| The average number of mature crypts in
the cervix is 600-800. They are more abundant in
adolescence, about 1000, than in premenopause, when there
are about 500. The crypts do not live indefinitely,
usually only 3 years, at the most 10-15 years; they then
degenerate and new ones are formed. During adolescence
there occur many thousands of immature crypts, in
addition to about 1000 mature ones. Some crypts normally
disappear by cell apoptosis (programmed cell death) and
are progressively replaced by new crypts as the result of
crypt maturation. There is a continuous process of cell
desquamation and cell apoptosis with replacement of cells
in crypts of the different types. So the cervix is a very
dynamic organ. Bleeding
from the crypts may occur premenstrually usually between
1 and 8 days before the onset of menstruation,
predominantly in women who have borne children and are
older than the age of 30 years. These crypts have a
specific star-like vessel arrangement which can be seen
with the colposcope.
The symbol P2 refers to crystal
symmetry which is usually evident. The P6 mucus has
mucolytic activity which may not always be seen. The
possible immune properties of the P6 mucus sub-types are
presently the subject of detailed investigations.
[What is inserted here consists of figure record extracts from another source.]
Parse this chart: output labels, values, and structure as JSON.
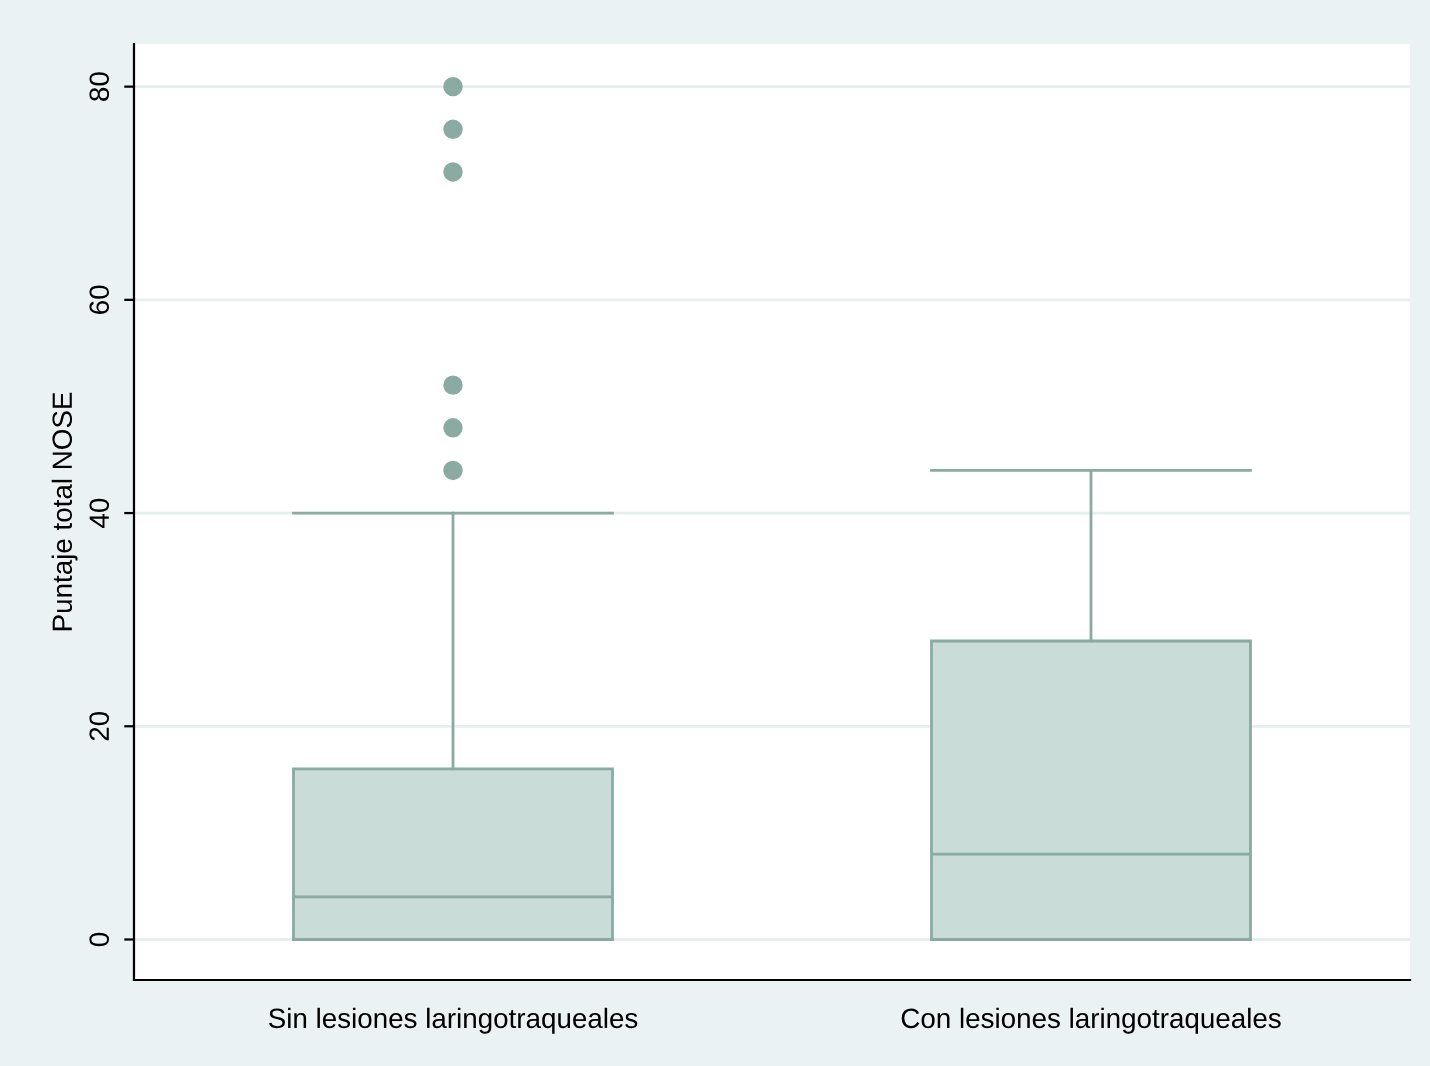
{
  "chart_data": {
    "type": "box",
    "ylabel": "Puntaje total NOSE",
    "categories": [
      "Sin lesiones laringotraqueales",
      "Con lesiones laringotraqueales"
    ],
    "boxes": [
      {
        "low": 0,
        "q1": 0,
        "median": 4,
        "q3": 16,
        "high": 40,
        "outliers": [
          44,
          48,
          52,
          72,
          76,
          80
        ]
      },
      {
        "low": 0,
        "q1": 0,
        "median": 8,
        "q3": 28,
        "high": 44
      }
    ],
    "color": "#c9dcd7",
    "ylim": [
      -3.8,
      84
    ],
    "yticks": [
      0,
      20,
      40,
      60,
      80
    ],
    "grid": "y"
  }
}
Mucus is partially broken down
by one of several mucolytic enzymes during its passage in
the vagina. The molecular basis for linear, rectangular
or hexagonal crystal formations becomes partially or
completely destroyed. It should be noted that this
partial mucolysis is essential for the occurrence of the
sensation of wetness and slipperiness which so definitely
help define the Peak of the mucus symptom.
The early appearance of the
P-type mucus during lactation may imply some
antibacterial or antiviral protection until the G mucus
appears following the return of ovulation.
Ovarian follicles may grow to a
certain size before they become sensitive to FSH. Such
early growth of the follicles may occur, with a few
follicles developing FSH receptors even some time after
menopause, with decreasing frequency.
The study of the effects of
contraceptive pills on the cervix is a difficult task. A
considerable amount of work is required for each patient
and the time required spans many years, up to
10 years or more. Many women also want to change to
other pills or to other methods of contraception, or
perhaps now want to become pregnant. It also happens that
some pills are withdrawn from the market. To these
difficulties are added the normal age changes in the
cervix and the dynamic processes which are of constant
occurrence. After 3 and up to 15 months of contraceptive
pill use, there is a greater loss of the S crypt cells
than can be replaced.
There are comparable
difficulties in studying the capacity of the vulva to
perceive the mucus symptom. We also know that two
different types of mechano-receptors are present which
may change in response to contraceptive medication. Use
of the pill disturbs the woman's vulval sensations.